Generally, the term “clay” is used to describe premium ground clay minerals, such as Wyoming bentonite, that are added to increase fluid viscosity and to improve filter cake. Drill cuttings, barite and other solids, however, will increase viscosity (resistance to flow), especially if the particle size degrades into the colloidal range. Colloidal solids produce most of the viscosity in fluid systems due to this surface area increase. For that reason, the volume of colloidal-size solids contained in fluid systems must be controlled and the cation exchange capacity, water adsorption and surface area of clay particles must be taken into account in order to minimize hydrocarbon exploitation problems. Not only is the surface area of clay particles important in determining a fluid's resistance to flow, the clay's chemical composition and its “activity” or electrical charge characteristics also affect how water and chemical contaminants or treatments will interact with the clay particles to alter the fluid's properties.

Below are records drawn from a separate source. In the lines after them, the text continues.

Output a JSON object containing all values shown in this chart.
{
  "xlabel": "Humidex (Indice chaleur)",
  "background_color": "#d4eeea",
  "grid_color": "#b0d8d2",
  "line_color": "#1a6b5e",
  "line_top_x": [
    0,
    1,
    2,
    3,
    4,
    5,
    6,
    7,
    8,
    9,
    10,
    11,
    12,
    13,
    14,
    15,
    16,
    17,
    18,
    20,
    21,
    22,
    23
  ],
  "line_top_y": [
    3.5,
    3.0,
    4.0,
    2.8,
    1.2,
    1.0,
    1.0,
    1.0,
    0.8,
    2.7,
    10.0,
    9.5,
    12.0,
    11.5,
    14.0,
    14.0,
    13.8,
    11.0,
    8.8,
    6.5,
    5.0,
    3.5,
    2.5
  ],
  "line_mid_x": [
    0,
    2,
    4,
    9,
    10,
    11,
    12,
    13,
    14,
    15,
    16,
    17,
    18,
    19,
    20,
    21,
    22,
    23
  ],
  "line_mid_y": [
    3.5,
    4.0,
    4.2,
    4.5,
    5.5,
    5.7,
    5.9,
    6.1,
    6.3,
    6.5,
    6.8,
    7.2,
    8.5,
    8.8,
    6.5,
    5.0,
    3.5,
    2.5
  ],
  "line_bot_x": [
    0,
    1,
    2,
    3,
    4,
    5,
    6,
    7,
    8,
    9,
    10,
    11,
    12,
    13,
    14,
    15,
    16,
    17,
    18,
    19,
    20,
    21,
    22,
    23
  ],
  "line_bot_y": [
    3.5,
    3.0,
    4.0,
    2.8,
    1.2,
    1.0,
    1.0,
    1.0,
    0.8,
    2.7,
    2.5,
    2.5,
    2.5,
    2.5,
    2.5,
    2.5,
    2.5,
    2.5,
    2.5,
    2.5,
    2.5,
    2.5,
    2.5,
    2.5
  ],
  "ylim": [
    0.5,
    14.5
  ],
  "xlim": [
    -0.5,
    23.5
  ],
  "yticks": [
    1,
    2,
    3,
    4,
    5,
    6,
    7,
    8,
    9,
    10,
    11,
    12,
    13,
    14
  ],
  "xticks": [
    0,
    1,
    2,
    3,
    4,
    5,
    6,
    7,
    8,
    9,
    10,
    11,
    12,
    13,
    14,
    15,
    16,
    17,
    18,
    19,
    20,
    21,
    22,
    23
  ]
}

In an attempt to avoid or to compensate for certain effects, a variety of fluid system additives have been used in the drilling industry. Additives that reduce the spurt loss and filtration rate are referred to as fluid loss control agents. Additives that reduce flow resistance and gel development in fluid systems are referred to as thinners or deflocculants. Some of these additive materials include starches (e.g. corn, potato), starch derivatives, water soluble cellulose derivatives, humates, plant tannins, polyphosphates or phosphate-containing materials, lignite materials, lignosulfonates and synthetic polymers. One of the problems with some of those materials is that they are unstable at the higher temperatures that are typically encountered downhole. Cost and environmental effects of the additives are also important factors. What is needed is a commercially attractive multifunctional fluid system additive, such as a fluid loss control additive, that is capable of stabilizing the fluid properties over a range of temperatures and contaminant levels under hydrocarbon exploitation conditions.